Trying to contain his losses, Singh, a protege of Rajiv Gandhi, announced with a certain flair that to ''prove his faith in Indian technology,'' he would be inside the plant during the entire neutralization process. Not to be outdone, the leaders of the state's main opposition party, the Bharatiya Janata Party, also encamped inside, lending almost a carnival air to the second chapter of the tragedy.
There was also the incongruity of American lawyers in three-piece, double-breasted suits, gingerly picking their way through Bhopal's slums looking for potential clients, as Nobel Prize-winner Mother Teresa spread the message - ''Forgive, we must forgive.''
''Forgive, (expletive deleted),'' said the flamboyant San Francisco lawyer Melvin Belli, who has filed a $15 billion damage suit against Union Carbide in the United States. ''This disaster was announced in advance. Twice before the safety valve on the storage tanks failed. And this was a secondhand plant, turned down in Danbury, Conn. (Union Carbide's headquarters), and sent over here.''
Indian scientists, in consultation with American experts, took extraordinary precautions to ensure that no such disaster would occur again during the neutralization process.
Special Army units trained in chemical warfare were posted on the factory's sprawling 72-acre lawn as MI-8 helicopters of the Indian Air Force sprayed water onto jute-cloth screening and tarpaulins, which were spread over vast sections of the pesticide plant. When MIC gas comes into contact with water and caustic soda, it loses its potency.
The city was being patrolled by paramilitary units in hundreds of jeeps, which were in radio contact with a central control room, manned around the clock by military and civilian coordinators.
This time, according to a spokesman for the government of Madhya Pradesh, the plant's safety system and warning alarms were ''100 percent operable.'' Sunday's temporary reopening of the plant follows a week of often bitter dispute between Indian and American scientists on how best to neutralize the remaining gas.
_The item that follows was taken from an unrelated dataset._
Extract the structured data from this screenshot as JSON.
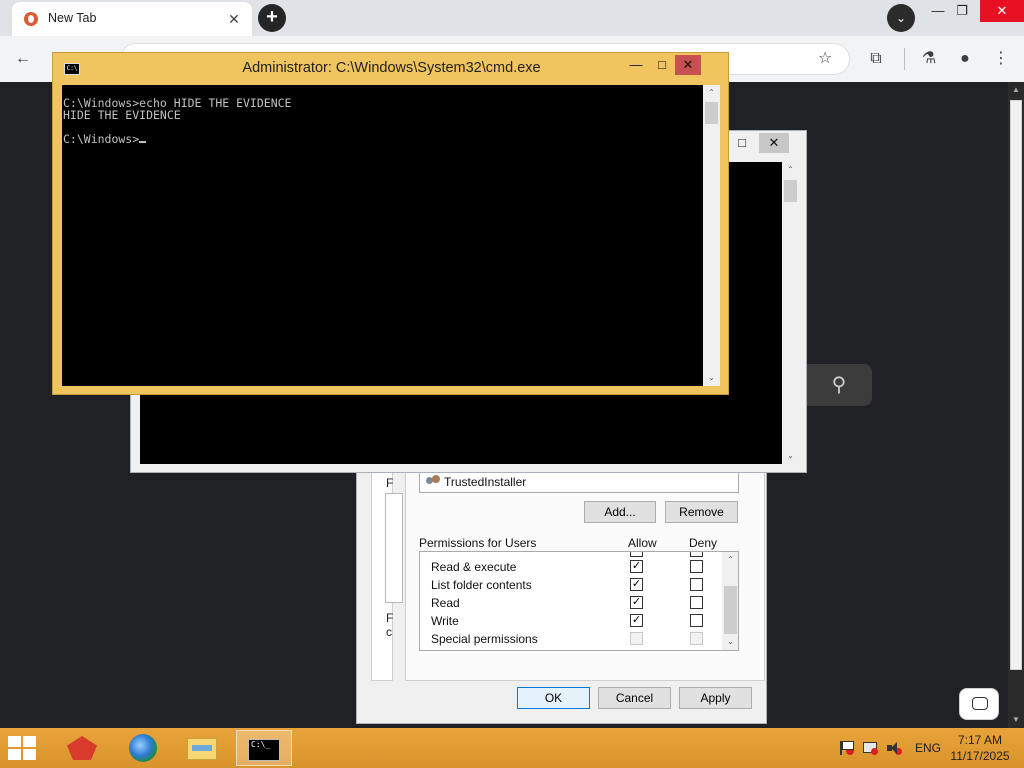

One point, however, on which everyone agreed was that commercial MIC, which is nearly 99 percent pure, will inevitably contain a growing number of increasingly dangerous molecules if it remains in a storage tank too long. There is growing evidence that this could have been the initial catalyst for the disastrous gas leak.
Production of MIC was halted at the Bhopal plant Oct. 22 because of a decline in orders for pesticides. A full shift of the 650-man work force was about to be laid off. The Bhopal plant was losing money, and sales had fallen from $22.4 million in 1982 to $17.2 million in 1983. The curve had been downward for a number of years. Despite a licensed capacity for the production of 5,250 tons of MIC-based pesticides per year, production was down to 1,657 tons by the end of 1983.
Dr. S. V. Varadarajan, who is supervising the neutralization process, was quoted in Monday's Indian Express newspaper as saying that it appeared that at least two tons of water could have entered the MIC storage tank, causing the violent reaction that provoked the leak.
Other scientists in Bhopal are quoted as saying that the water could have entered the stainless-steel storage tank, which was two-thirds underground, either through subsoil sources, through cleaning, or through one of the exit pipes.